À travers les fonds mobilisés et investis, la floraison des start-ups, l’Afrique connait depuis quelques années un boom des nouvelles technologies qui en fait un Eldorado pour les investisseurs.

Une étude McKinsey datant de 2013 révèle l’extraordinaire potentiel du numérique en Afrique : en 2025, le continent devrait voir l’Internet contribuer à hauteur de 300 milliards de dollars à son économie, dont 75 milliards de commerce en ligne, avec également 300 milliards de dollars de gains de productivité dans de très nombreux secteurs.

D’importants fonds mobilisés

Les nouvelles technologies connaissent un véritable boom en Afrique. Ceci est visible à travers les fonds mobilisés mais aussi la création d’entreprises. S’agissant des fonds mobilisés, Jeune Afrique rapporte que, selon une étude du fonds de capital-risque français Venture Partners, les sommes investies ont atteint le montant de 366,8 millions de dollars en 2016, contre 276,5 millions de dollars en 2015, soit une hausse de 30%.

En quatre ans, les investissements dans les nouvelles technologies à travers toute l’Afrique ont été multipliés par 8,7.

Une floraison de start-ups

L’expansion des nouvelles technologies est aussi perceptible à travers le nombre de créations d’entreprises : 77 start-ups lancées en 2016 contre 55 l’année précédente.

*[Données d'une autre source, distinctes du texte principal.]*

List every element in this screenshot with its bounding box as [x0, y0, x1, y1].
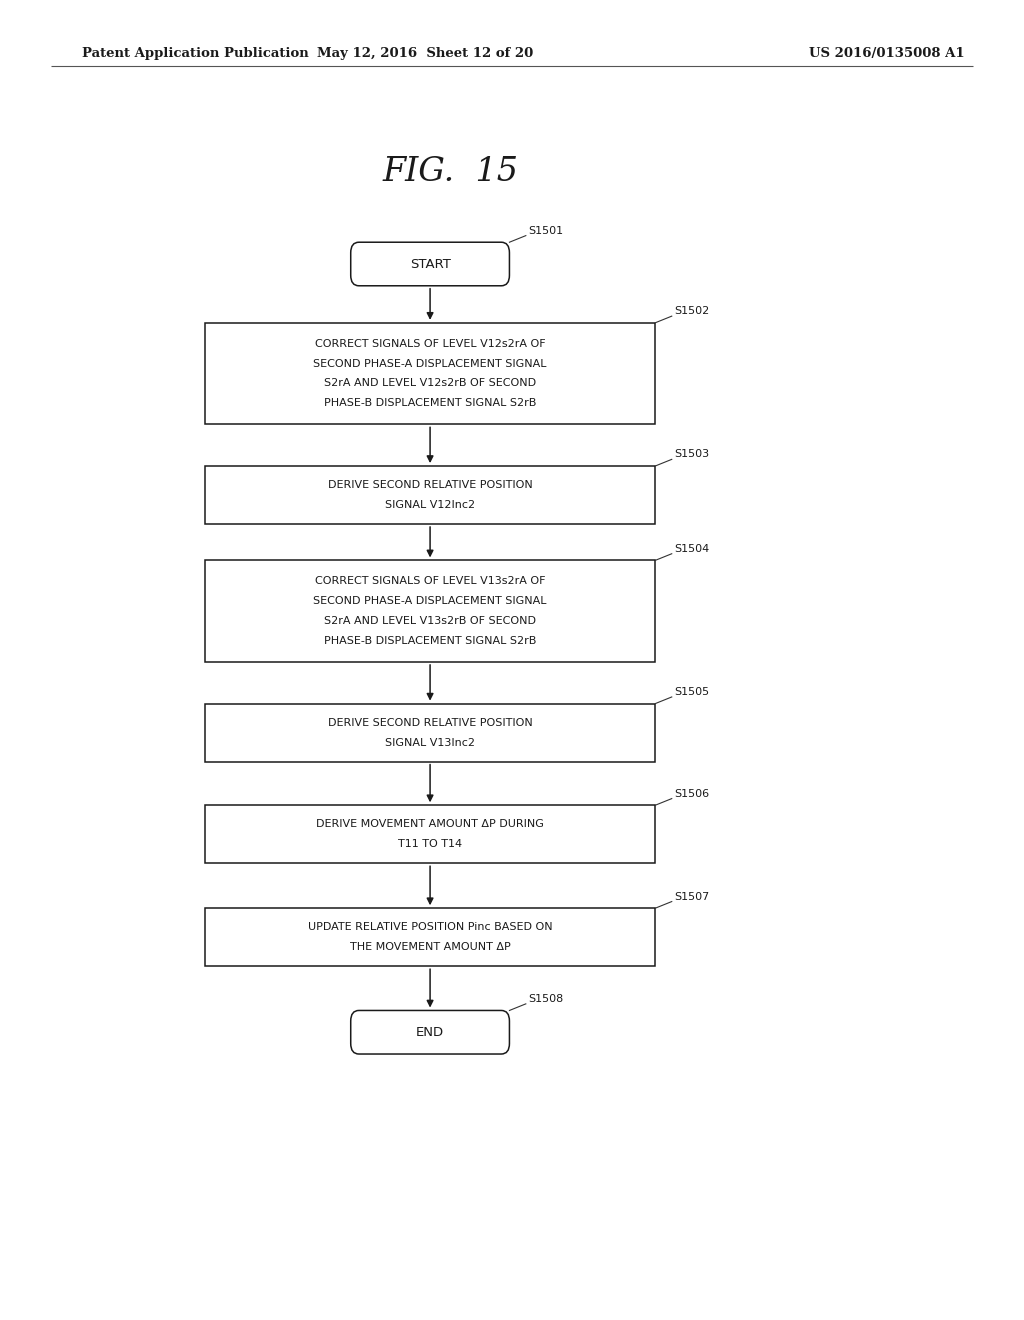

Les entreprises innovantes fleurissent en Afrique au sein de nouveaux hubs technologiques. GSMA, une association mondiale d’opérateurs de mobile, a mené en 2016 une étude qui établit à 314 contre seulement 120 l’année précédente, le nombre de tech-hubs qui utilisent les nouvelles technologies pour le développement de l’économie locale en Afrique.

Il y a cependant lieu de relever l’inégale répartition spatiale de ces hubs technologiques sur le continent : le Nigeria, l’Afrique du Sud et l’Égypte viennent en tête. Le Ghana, l’Ouganda, la Tunisie et le Sénégal. La troisième vague est constituée de l’Algérie et de Madagascar.

L’expansion du mobile banking

Pour Les Échos, « Fintelecom, agritech, meditech, drones : l’Afrique s’affiche bien souvent en première ligne lorsqu’il s’agit d’expérimenter les technologies les plus récentes ».
En ce qui concerne les usages proprement dits des nouvelles technologies, selon des études récentes, « l’Afrique est en pointe dans le mobile banking, avec, notamment, le succès du système M-Pesa en Afrique de l’Est. Dans cette région en effet, plus de 40% des adultes paient leurs factures par téléphone, contre 2% de moyenne mondiale.

Des contraintes persistent

Si l’on peut se réjouir du boom des nouvelles technologies en Afrique, il y a cependant lieu de relever que de nombreuses contraintes gênent encore le développement du numérique africain. On distingue, entre autres, la faiblesse du commerce intra-africain (- 18 % contre 69 % en UE ou 52 % en Asie), qui ne peut soutenir des investissements régionaux d’importance ; le retard ou l’insuffisance des infrastructures qui permettent l’accès au numérique.

Les experts soutiennent que ces contraintes ne sont pas insurmontables. D’ailleurs beaucoup de pays africains disposent désormais de plans dédiés au développement rapide du numérique.

Des majors du numérique s’impliquent

En plus de certaines entreprises déjà bien implantées comme Orange, MTN, Safaricom et Athos, l’Afrique peut maintenant se targuer d’accueillir des majors du numérique tels Microsoft, IBM, Huawei, Alcatel-Lucent ou même MasterCard. Ce qui permet de dire, sans hésiter, que les nouvelles technologies ont un bel avenir en Afrique. La multiplication d’un bout à l’autre du continent des hubs dédiés au numérique et à la diffusion d’un esprit « tech » est là pour en témoigner. Le cas de la Konza Techno City au Kenya est à ce point extrêmement édifiant.
Si l’optimisme est de mise en ce qui concerne le développement des nouvelles technologies en Afrique, des efforts doivent cependant encore être déployés pour démocratiser l’accès à l’Internet et développer le secteur des Télécoms et de la téléphonie mobile, condition sine qua non d’un éventuel mariage avec la FinTech.